Leitsatz (amtlich)

›1. Vor einer Operation des Hallux valgus (Deformität der Großzehe) muß über das Risiko von (Teil-)Versteifungen, nicht aber über die verschiedenen Operationsverfahren aufgeklärt werden.

2. Die bloße Stellung als Chefarzt einer Abteilung begründet keine Haftungsverantwortung.

3. DM 4000 Schmerzensgeld wegen unzureichender Operationsaufklärung und erheblicher Wundheilstörungen ohne weitere Dauerschäden.

4. Eine selbständige Gastwirtin kann ihren Erwerbsschaden nicht abstrakt nach der Höhe des Gehalts einer gleichwertigen Ersatzkraft berechnen.‹

 

Verfahrensgang

LG Osnabrück (Entscheidung vom 28.01.1997; Aktenzeichen 3 O 86/95)

 

Tenor

Die Berufung der Klägerin wird zurückgewiesen.

Auf die Anschlußberufung der Beklagten zu 1) und 3) wird unter Zurückweisung des Rechtsmittels im übrigen das am 28. Januar 1997 verkündete Urteil der 3. Zivilkammer des Landgerichts Osnabrück teilweise geändert und wie folgt neu gefaßt:

Der Beklagte zu 3) wird verurteilt, an die Klägerin 4.000,00 DM nebst 4 % Zinsen seit dem 7.9.1995 zu zahlen.

Im übrigen wird die Klage abgewiesen.

Von den im ersten Rechtszug entstandenen Gerichtskosten trägt die Klägerin 39/40 und der Beklagte zu 3) 1/40.

Von den im zweiten Rechtszug entstandenen Gerichtskosten trägt die Klägerin 10/11 und der Beklagte zu 3) 1/11.

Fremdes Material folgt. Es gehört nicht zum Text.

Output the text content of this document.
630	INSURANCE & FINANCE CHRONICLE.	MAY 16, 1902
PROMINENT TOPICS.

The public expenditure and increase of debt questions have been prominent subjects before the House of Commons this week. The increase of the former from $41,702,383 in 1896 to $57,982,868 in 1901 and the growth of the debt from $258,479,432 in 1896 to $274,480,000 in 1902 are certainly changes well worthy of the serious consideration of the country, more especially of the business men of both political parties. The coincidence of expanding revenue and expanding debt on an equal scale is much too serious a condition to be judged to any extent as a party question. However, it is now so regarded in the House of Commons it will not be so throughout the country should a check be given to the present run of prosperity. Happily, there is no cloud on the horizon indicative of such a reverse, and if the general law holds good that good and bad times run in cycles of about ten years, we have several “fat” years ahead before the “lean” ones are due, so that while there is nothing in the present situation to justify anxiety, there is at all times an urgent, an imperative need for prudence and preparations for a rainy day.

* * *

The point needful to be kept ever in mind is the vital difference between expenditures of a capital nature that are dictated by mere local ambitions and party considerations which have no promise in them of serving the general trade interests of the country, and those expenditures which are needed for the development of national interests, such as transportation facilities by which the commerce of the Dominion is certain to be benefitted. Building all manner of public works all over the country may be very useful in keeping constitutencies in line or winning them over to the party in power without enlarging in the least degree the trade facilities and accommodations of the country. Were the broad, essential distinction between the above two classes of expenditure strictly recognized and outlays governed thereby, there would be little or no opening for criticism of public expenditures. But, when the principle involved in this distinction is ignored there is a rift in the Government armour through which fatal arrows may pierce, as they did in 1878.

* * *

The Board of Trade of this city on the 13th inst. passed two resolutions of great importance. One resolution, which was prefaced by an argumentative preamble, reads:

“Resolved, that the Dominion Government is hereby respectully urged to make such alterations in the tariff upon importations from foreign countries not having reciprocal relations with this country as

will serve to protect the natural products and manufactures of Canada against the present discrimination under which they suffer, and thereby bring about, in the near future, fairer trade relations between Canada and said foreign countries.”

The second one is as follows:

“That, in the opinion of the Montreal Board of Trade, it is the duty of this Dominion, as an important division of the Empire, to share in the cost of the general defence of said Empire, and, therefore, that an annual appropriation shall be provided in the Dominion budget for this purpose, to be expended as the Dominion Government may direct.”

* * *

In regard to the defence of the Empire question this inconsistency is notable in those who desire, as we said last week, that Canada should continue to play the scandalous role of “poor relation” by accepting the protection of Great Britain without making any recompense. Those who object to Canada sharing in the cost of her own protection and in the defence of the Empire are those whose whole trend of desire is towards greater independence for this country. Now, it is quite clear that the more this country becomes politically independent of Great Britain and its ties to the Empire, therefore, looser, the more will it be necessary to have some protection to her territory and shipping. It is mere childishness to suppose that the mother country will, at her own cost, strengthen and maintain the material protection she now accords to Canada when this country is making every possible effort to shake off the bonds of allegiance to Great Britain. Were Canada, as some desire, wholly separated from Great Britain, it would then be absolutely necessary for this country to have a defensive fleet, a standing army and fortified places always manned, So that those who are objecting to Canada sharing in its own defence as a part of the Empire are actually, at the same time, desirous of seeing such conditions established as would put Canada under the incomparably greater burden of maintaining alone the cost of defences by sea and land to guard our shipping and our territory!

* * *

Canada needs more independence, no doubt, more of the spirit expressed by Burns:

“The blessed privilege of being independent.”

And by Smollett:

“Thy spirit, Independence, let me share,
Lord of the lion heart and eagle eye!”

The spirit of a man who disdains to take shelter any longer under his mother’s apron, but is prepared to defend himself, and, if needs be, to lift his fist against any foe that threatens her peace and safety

Die Klägerin trägt die im ersten Rechtszug entstandenen außergerichtlichen Kosten der Beklagten zu 1) und 2) voll und die des Beklagten zu 3) zu 13/14.

Die Klägerin trägt die im zweiten Rechtszug entstandenen außergerichtlichen Kosten des Beklagten zu 1) voll und die des Beklagten zu 3) zu 4/5.

Der Beklagte zu 3) trägt die außergerichtlichen Kosten erster Instanz der Klägerin zu 1/40 und die außergerichtlichen Kosten zweiter Instanz der Klägerin zu 1/11.

Im übrigen tragen die Parteien ihre außergerichtlichen Kosten selbst.

Das Urteil ist vorläufig vollstreckbar.

Der Wert der Beschwer übersteigt nicht 60.000,00 DM.

 

Tatbestand

Die Klägerin nimmt die Beklagten zu 1) und 3) für ein Aufklärungsversäumnis anläßlich einer am 01.04.1992 durchgeführten Hallux valgus Operation auf Zahlung eines weiteren Schmerzensgeldes sowie auf Ersatz ihrer materiellen Schäden in Anspruch.

Das Landgericht hat der auf Zahlung von 32.508,-- DM (materielle Schäden), auf Ausgleich der immateriellen Beschwerden (Schmerzensgeldvorstellung: mindestens 15.000,-- DM) und auf Feststellung der Ersatzpflicht von Zukunftsschäden gerichteten Klage der Klägerin gegen die Beklagten zu 1) und 3) in Höhe eines Schmerzensgeldbetrages von 4.000,-- DM nebst Zinsen stattgegeben, weil es als bewiesen angesehen hat, daß die Klägerin über die in Betracht kommenden Operationsmethoden und die mit dem Eingriff verbundenen speziellen Wundheilungsrisiken, die sich später tatsächlich verwirklicht haben, nicht ausreichend aufgeklärt worden ist. Behandlungsfehler hat das Landgericht aufgrund der Beweisaufnahme nicht festgestellt.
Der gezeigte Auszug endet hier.